The display is a 5.7-inch deal, with a resolution of 1440 x 2560 pixels, for a pixel density of about 515ppi. It’s an IPS LCD panel behind Corning Gorilla Glass 4. The phone is MIL-STD-810G certified-shock resistant, and should hold up well to the bumps it’s bound to face in daily use.

Imaging is handled by a main 16MP camera with laser auto-focus, OIS and an LED flash, with two 5MP front cameras, one being fish-eyed, to make sure everyone (and everything) fits into your selfie. Photos and other media can be stored on the V10’s 64GB of internal storage, and if that’s not enough, you also have an SD card slot for even greater space.

It has a 300mAh battery, and supports quick charging, for a 50 percent charge in 40 minutes of charging.

User Experience: 4.0/5.0

There are devices that make you feel awesome just holding them, and the V10 is one such phone. The heft, build materials, and how serious it looks lend to how nice the overall package is. That alone accounts for a fair bit of why I like the phone, though it’s far from the only thing.

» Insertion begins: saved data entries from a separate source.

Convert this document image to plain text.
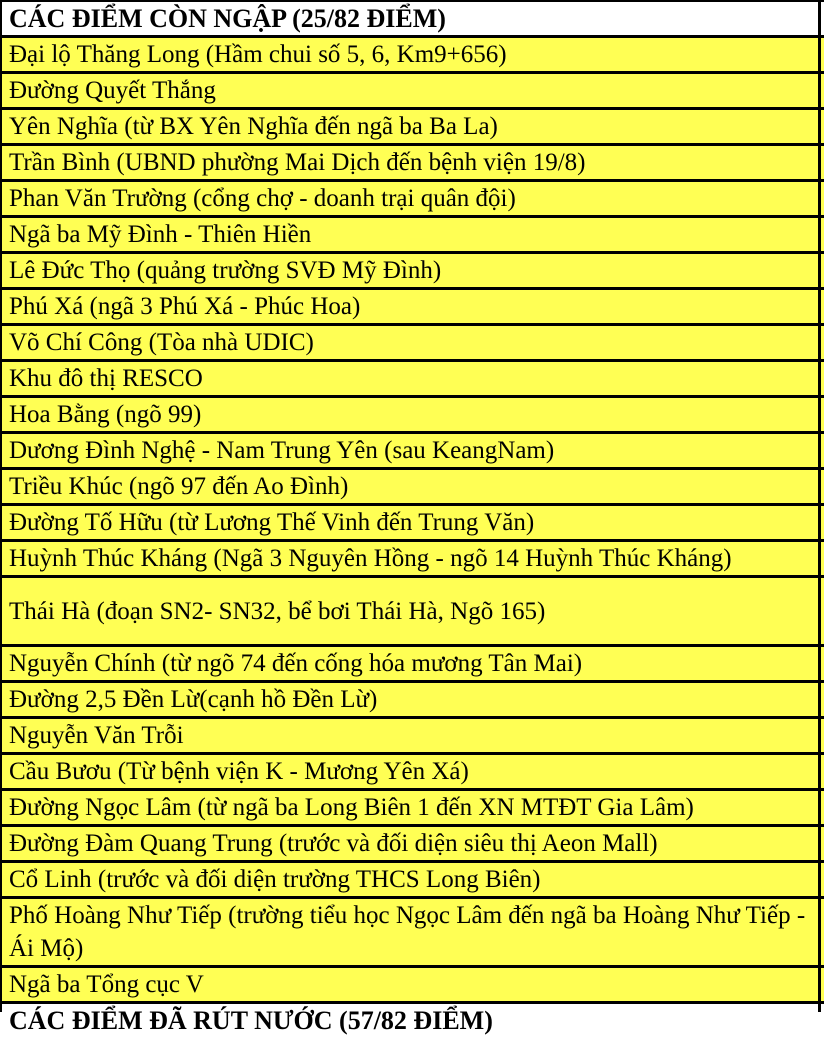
CÁC ĐIỂM CÒN NGẬP (25/82 ĐIỂM)
Đại lộ Thăng Long (Hầm chui số 5, 6, Km9+656)
Đường Quyết Thắng
Yên Nghĩa (từ BX Yên Nghĩa đến ngã ba Ba La)
Trần Bình (UBND phường Mai Dịch đến bệnh viện 19/8)
Phan Văn Trường (cổng chợ - doanh trại quân đội)
Ngã ba Mỹ Đình - Thiên Hiền
Lê Đức Thọ (quảng trường SVĐ Mỹ Đình)
Phú Xá (ngã 3 Phú Xá - Phúc Hoa)
Võ Chí Công (Tòa nhà UDIC)
Khu đô thị RESCO
Hoa Bằng (ngõ 99)
Dương Đình Nghệ - Nam Trung Yên (sau KeangNam)
Triều Khúc (ngõ 97 đến Ao Đình)
Đường Tố Hữu (từ Lương Thế Vinh đến Trung Văn)
Huỳnh Thúc Kháng (Ngã 3 Nguyên Hồng - ngõ 14 Huỳnh Thúc Kháng)
Thái Hà (đoạn SN2- SN32, bể bơi Thái Hà, Ngõ 165)
Nguyễn Chính (từ ngõ 74 đến cống hóa mương Tân Mai)
Đường 2,5 Đền Lừ(cạnh hồ Đền Lừ)
Nguyễn Văn Trỗi
Cầu Bươu (Từ bệnh viện K - Mương Yên Xá)
Đường Ngọc Lâm (từ ngã ba Long Biên 1 đến XN MTĐT Gia Lâm)
Đường Đàm Quang Trung (trước và đối diện siêu thị Aeon Mall)
Cổ Linh (trước và đối diện trường THCS Long Biên)
Phố Hoàng Như Tiếp (trường tiểu học Ngọc Lâm đến ngã ba Hoàng Như Tiếp - Ái Mộ)
Ngã ba Tổng cục V
CÁC ĐIỂM ĐÃ RÚT NƯỚC (57/82 ĐIỂM)
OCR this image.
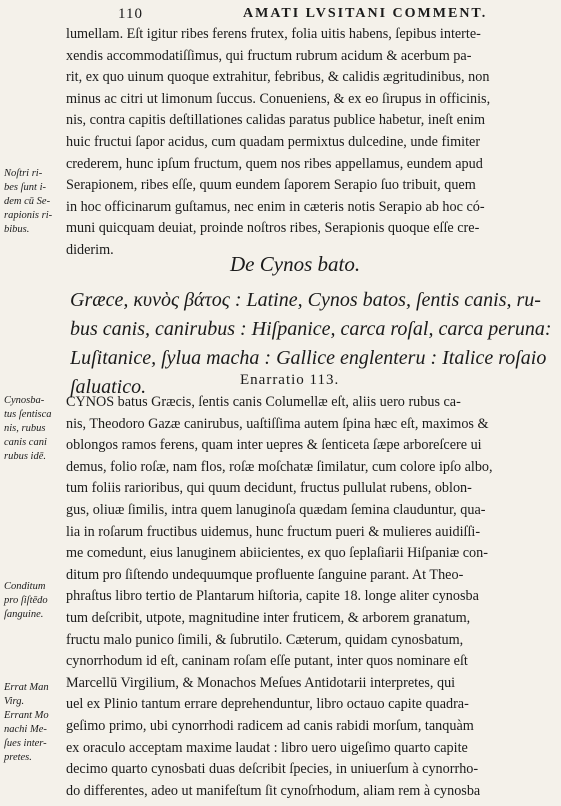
110	AMATI LVSITANI COMMENT.
lumellam. Eſt igitur ribes ferens frutex, folia uitis habens, ſepibus interte-
xendis accommodatiſſimus, qui fructum rubrum acidum & acerbum pa-
rit, ex quo uinum quoque extrahitur, febribus, & calidis ægritudinibus, non
minus ac citri ut limonum ſuccus. Conueniens, & ex eo ſirupus in officinis,
nis, contra capitis deſtillationes calidas paratus publice habetur, ineſt enim
huic fructui ſapor acidus, cum quadam permixtus dulcedine, unde fimiter
crederem, hunc ipſum fructum, quem nos ribes appellamus, eundem apud
Serapionem, ribes eſſe, quum eundem ſaporem Serapio ſuo tribuit, quem
in hoc officinarum guſtamus, nec enim in cæteris notis Serapio ab hoc có-
muni quicquam deuiat, proinde noſtros ribes, Serapionis quoque eſſe cre-
diderim.
De Cynos bato.
Græce, κυνὸς βάτος : Latine, Cynos batos, ſentis canis, ru-
bus canis, canirubus : Hiſpanice, carca roſal, carca peruna:
Luſitanice, ſylua macha : Gallice englenteru : Italice roſaio
ſaluatico.	Enarratio 113.
CYNOS batus Græcis, ſentis canis Columellæ eſt, aliis uero rubus ca-
nis, Theodoro Gazæ canirubus, uaſtiſſima autem ſpina hæc eſt, maximos &
oblongos ramos ferens, quam inter uepres & ſenticeta ſæpe arboreſcere ui
demus, folio roſæ, nam flos, roſæ moſchatæ ſimilatur, cum colore ipſo albo,
tum foliis rarioribus, qui quum decidunt, fructus pullulat rubens, oblon-
gus, oliuæ ſimilis, intra quem lanuginoſa quædam ſemina clauduntur, qua-
lia in roſarum fructibus uidemus, hunc fructum pueri & mulieres auidiſſi-
me comedunt, eius lanuginem abiicientes, ex quo ſeplaſiarii Hiſpaniæ con-
ditum pro ſiſtendo undequumque profluente ſanguine parant. At Theo-
phraſtus libro tertio de Plantarum hiſtoria, capite 18. longe aliter cynosba
tum deſcribit, utpote, magnitudine inter fruticem, & arborem granatum,
fructu malo punico ſimili, & ſubrutilo. Cæterum, quidam cynosbatum,
cynorrhodum id eſt, caninam roſam eſſe putant, inter quos nominare eſt
Marcellū Virgilium, & Monachos Meſues Antidotarii interpretes, qui
uel ex Plinio tantum errare deprehenduntur, libro octauo capite quadra-
geſimo primo, ubi cynorrhodi radicem ad canis rabidi morſum, tanquàm
ex oraculo acceptam maxime laudat : libro uero uigeſimo quarto capite
decimo quarto cynosbati duas deſcribit ſpecies, in uniuerſum à cynorrho-
do differentes, adeo ut manifeſtum ſit cynoſrhodum, aliam rem à cynosba
Noſtri ri-
bes ſunt i-
dem cū Se-
rapionis ri-
bibus.
Cynosba-
tus ſentisca
nis, rubus
canis cani
rubus idē.
Conditum
pro ſiſtēdo
ſanguine.
Errat Man
Virg.
Errant Mo
nachi Me-
ſues inter-
pretes.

The speed at which the phone does things is something I appreciate as well. From starting up, to flipping between different apps and launching them, it’s a very pleasant experience that is easily one of the faster ones available in the market right now. It’s as much a testament to the hardware as it is the software, but the extra muscle doesn’t hurt, I’m sure. You don’t really know how much you’re missing until you get to use a device that does exactly what you want to do, when you want it to. Switching from Chrome, to FB Messenger, to Inbox, and the SMS app is practically instant when it’s recent, and even when the app has been idling and pushed back, the wait time isn’t all that long.

Another solid feature of the phone is the camera. The main snapper is the same as the one as the LG G4, which we already know is amazing. What sets the V10 apart is the extra front-facing camera. The second camera on the V10 gives a wider field of view, so if you have any trouble fitting your whole crew into a shot, this should solve that problem easily.

A feature I didn’t think I would funs useful but actually really appreciated was the V10’s much-touted second screen. The small strip of a display sits above the main screen and stays on unless the V10’s screen is in a pocket or bag, or its front light sensor is otherwise blacked out. When locked, the screen gives you access to a few vital apps such as the camera and calculator, or personalized text, just for flavor. When unlocked, it gives you notifications, as well as user-defined shortcuts to apps. Notifications are a great boon on the small screen. A quick glance lets you know whether the alert is important enough to make you pic the phone up, or trivial enough to ignore for the time being.

The V10 isn’t without its shortcomings though. The fingerprint sensor, which is really quite useful, is just a little slow for my liking. It’s not slow in an absolute sense, but there’s a noticeable beat between pressing the power button and the screen going to unlocking. It’s not enough of a lag for me to disable the function altogether, but it’s definitely there.

The battery life is also a little on the short side. While it does have quite a large battery, at 3,000mAh, the large screen and beefy processor means it burns through its reserves relatively quickly.

Value: 3.5/5.0

With a sticker price of about PHP 37,000, the V10 is by no means cheap. It’s fast, sleek, powerful, and has a few features not available on other devices right now, but there are others out there that are about at par with the V10, at a lower price point. Still, if you have the money around, this isn’t a bad way to spend it at all.


If you want premium, with specs to back it up, this is your phone.